34 thoughts on “AMANDA Cleage

  1. This was such a great read this morning…I find your historic information always interesting, and going back to see what you said in the past is like a gold mine. Thank you for doing an excellent job, and providing the facts with your own interests as well. You give me hope that doing genealogical research is worth while.

    1. If we don’t tell their stories and keep them alive, who will?

      I enjoy your stories too, even though if I’m on my phone, I can’t comment.

    1. The pension file is over 100 pages long and I have 6 or more newspaper articles. All of them were a real help in being able to imagine her life. I could well still have it wrong though.

  2. There is something so very beautiful about that photo, her expression, the feathered church hat. Lovely.

  3. The actual voice, the actual words of a person, in this case, Amanda Cleage, never ceases to amaze me, as we hear her speaking to us over a century and more, and reaching back more than half a century to the days of enslavement. It is also wonderful that both Amanda and Abraham were brought to live in graveside reenactments. Congratulations on completing your first A-to-Z post!

    1. Yes, there is no substitute for having people speak for themselves. And it was a real thrill to have them brought to life. Even though it was much too far for me to go see them, two genealogy buddies did get to go see it.

  4. What a great story and follow up to past research. It is a tribute to your family that the historical society wants to bring Amanda and Abraham’s story to life with reenactment. I am working with an African-American woman who is tracing her line to a white Revolutionary War patriot for membership in DAR. You can guess where our stumbling blocks are. This post gives me ideas of where else to look.

    1. When I discovered those files with the depositions, I was amazed and thankful. The first one belonged to my grandmother’s uncle. I did the 2017 A-Z using that one file.

  5. In 2015 you wrote “It is likely that they took a train.” the extra details you have uncovered through the pension file are marvellous.

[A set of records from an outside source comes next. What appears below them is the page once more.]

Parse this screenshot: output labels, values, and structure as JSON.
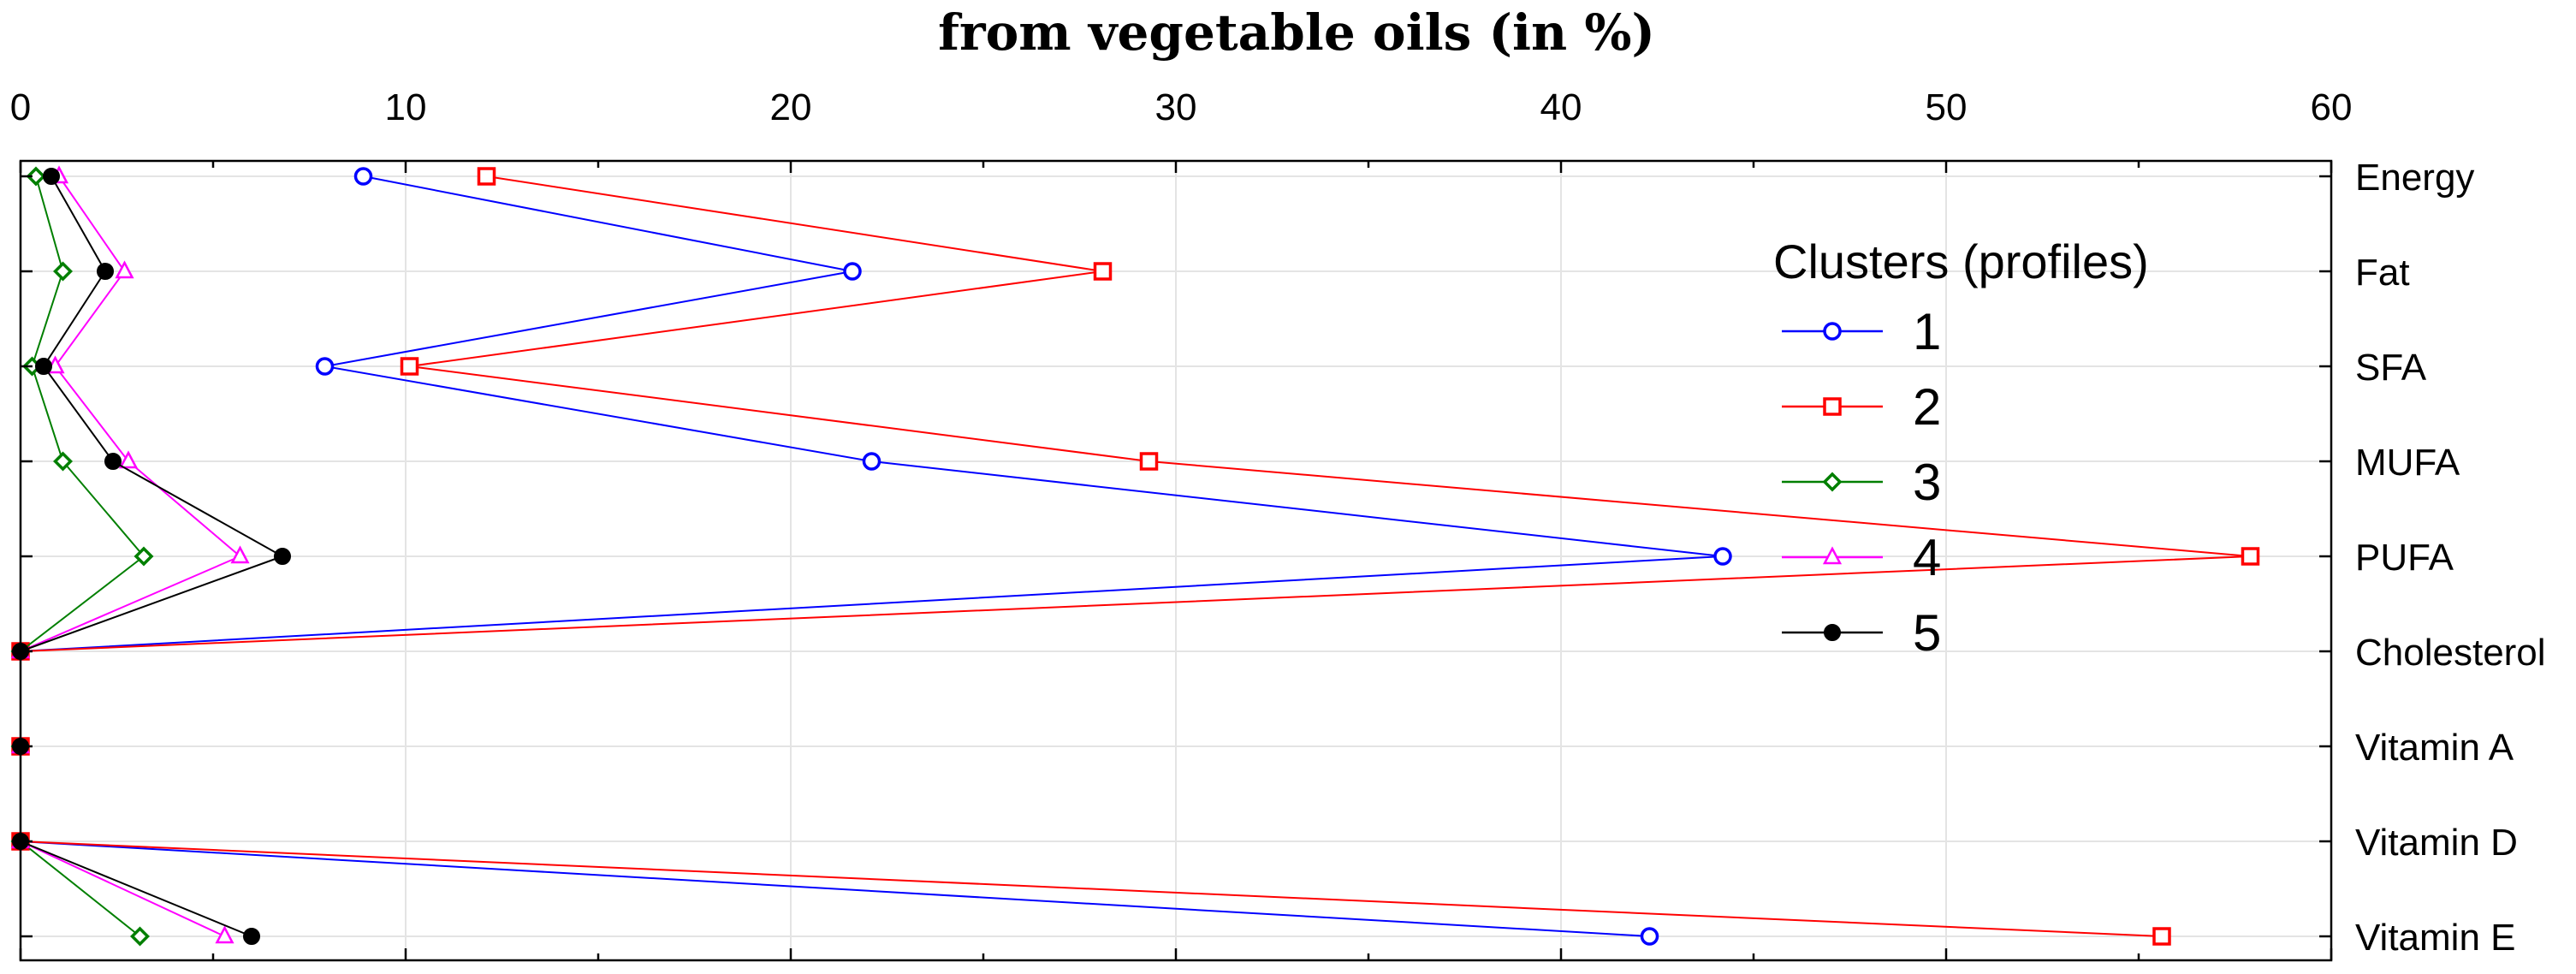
{
  "chart_data": {
    "type": "line",
    "orientation": "horizontal-profile",
    "title": "from vegetable oils (in %)",
    "xlabel": "",
    "ylabel": "",
    "xlim": [
      0,
      60
    ],
    "x_ticks": [
      0,
      10,
      20,
      30,
      40,
      50,
      60
    ],
    "grid": true,
    "categories": [
      "Energy",
      "Fat",
      "SFA",
      "MUFA",
      "PUFA",
      "Cholesterol",
      "Vitamin A",
      "Vitamin D",
      "Vitamin E"
    ],
    "legend": {
      "title": "Clusters (profiles)",
      "position": "top-right"
    },
    "series": [
      {
        "name": "1",
        "color": "#0000ff",
        "marker": "circle",
        "values": [
          8.9,
          21.6,
          7.9,
          22.1,
          44.2,
          0,
          0,
          0,
          42.3
        ]
      },
      {
        "name": "2",
        "color": "#ff0000",
        "marker": "square",
        "values": [
          12.1,
          28.1,
          10.1,
          29.3,
          57.9,
          0,
          0,
          0,
          55.6
        ]
      },
      {
        "name": "3",
        "color": "#007f00",
        "marker": "diamond",
        "values": [
          0.4,
          1.1,
          0.3,
          1.1,
          3.2,
          0,
          0,
          0,
          3.1
        ]
      },
      {
        "name": "4",
        "color": "#ff00ff",
        "marker": "triangle",
        "values": [
          1.0,
          2.7,
          0.9,
          2.8,
          5.7,
          0,
          0,
          0,
          5.3
        ]
      },
      {
        "name": "5",
        "color": "#000000",
        "marker": "filled-circle",
        "values": [
          0.8,
          2.2,
          0.6,
          2.4,
          6.8,
          0,
          0,
          0,
          6.0
        ]
      }
    ]
  }
}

  6. What a wonderful continuation for AtoZ 2019. Excellent writing and portrayal of the era and persons involved. The deposition is incredible as a historical document and account of life at the time. I look forward to more during this AtoZ 2019 challenge. I am adding you to my Blog Roll…don’t want to miss any of your posts. Thanks for stopping by so I could visit your blog.
    Sue at CollectInTexas Gal

    1. This was part of Amanda’s application for a pension from the U.S. government as the widow of a Civil War soldier. The files are a wonderful source of information. Neighbors and family members, sometimes members of the family that enslaved them give testimony about their lives. Abram’s and Amanda’s file contained more than 100 pages.

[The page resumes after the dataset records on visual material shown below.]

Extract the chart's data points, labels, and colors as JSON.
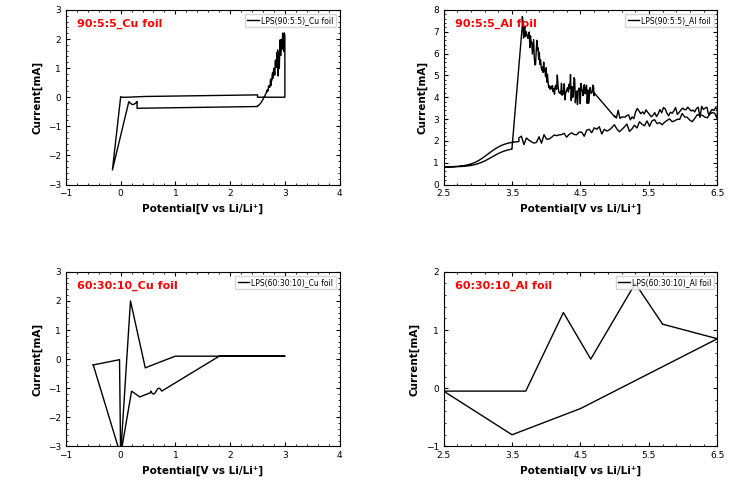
{
  "plots": [
    {
      "title_text": "90:5:5_Cu foil",
      "title_color": "red",
      "legend_label": "LPS(90:5:5)_Cu foil",
      "xlabel": "Potential[V vs Li/Li⁺]",
      "ylabel": "Current[mA]",
      "xlim": [
        -1,
        4
      ],
      "ylim": [
        -3,
        3
      ],
      "xticks": [
        -1,
        0,
        1,
        2,
        3,
        4
      ],
      "yticks": [
        -3,
        -2,
        -1,
        0,
        1,
        2,
        3
      ],
      "curve": "cu_foil_90"
    },
    {
      "title_text": "90:5:5_Al foil",
      "title_color": "red",
      "legend_label": "LPS(90:5:5)_Al foil",
      "xlabel": "Potential[V vs Li/Li⁺]",
      "ylabel": "Current[mA]",
      "xlim": [
        2.5,
        6.5
      ],
      "ylim": [
        0,
        8
      ],
      "xticks": [
        2.5,
        3.5,
        4.5,
        5.5,
        6.5
      ],
      "yticks": [
        0,
        1,
        2,
        3,
        4,
        5,
        6,
        7,
        8
      ],
      "curve": "al_foil_90"
    },
    {
      "title_text": "60:30:10_Cu foil",
      "title_color": "red",
      "legend_label": "LPS(60:30:10)_Cu foil",
      "xlabel": "Potential[V vs Li/Li⁺]",
      "ylabel": "Current[mA]",
      "xlim": [
        -1,
        4
      ],
      "ylim": [
        -3,
        3
      ],
      "xticks": [
        -1,
        0,
        1,
        2,
        3,
        4
      ],
      "yticks": [
        -3,
        -2,
        -1,
        0,
        1,
        2,
        3
      ],
      "curve": "cu_foil_60"
    },
    {
      "title_text": "60:30:10_Al foil",
      "title_color": "red",
      "legend_label": "LPS(60:30:10)_Al foil",
      "xlabel": "Potential[V vs Li/Li⁺]",
      "ylabel": "Current[mA]",
      "xlim": [
        2.5,
        6.5
      ],
      "ylim": [
        -1,
        2
      ],
      "xticks": [
        2.5,
        3.5,
        4.5,
        5.5,
        6.5
      ],
      "yticks": [
        -1,
        0,
        1,
        2
      ],
      "curve": "al_foil_60"
    }
  ],
  "line_color": "black",
  "line_width": 1.0
}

    1. Yes she did. And no fellow members of the plantation community came forward to caste doubt on the marriage. Abram had also talked about their marriage in his application for pension.

  7. Kristin this post is truly amazing! It brings the hidden history of the McMinn County in which I live to stark reality! Thank you again and again for sharing with us this wonderful research!

  8. Really enjoyed reading about the collaboration, reenactment, and the Civil War Pension Files that give a glimpse into the lives of your ancestors in Tennessee. What’s remarkable is that the amount of detail contained in these pension files can still lead to reconnections in the present, even though the connections were missed after the war.

  9. What a wonderful post, Kristin! Pension files are so amazing; I so wish I had just one, somewhere in my own family history!
    Your yearly commitment to the A-Z project is so inspiring! Keep up the great writing!

    1. I never knew I had any among my ancestors until the past few years and I now have 2 – a great great uncle and my great grandmother’s step father.

  10. You are good, please help me! I’m stuck with my 4 x grandfather fought in the civil war under the last name Woods. After the war was over he changed it to Woodland. He was owned by Stanton, TN the city founder, he had one child a girl child. She married a rich Adams and her father passed so all of the slaves was hers. Every year they have a Dick Woodland day in Stanton, TN they call him the grandfather of Stanton, TN. He has a headstone that comes up to my waist.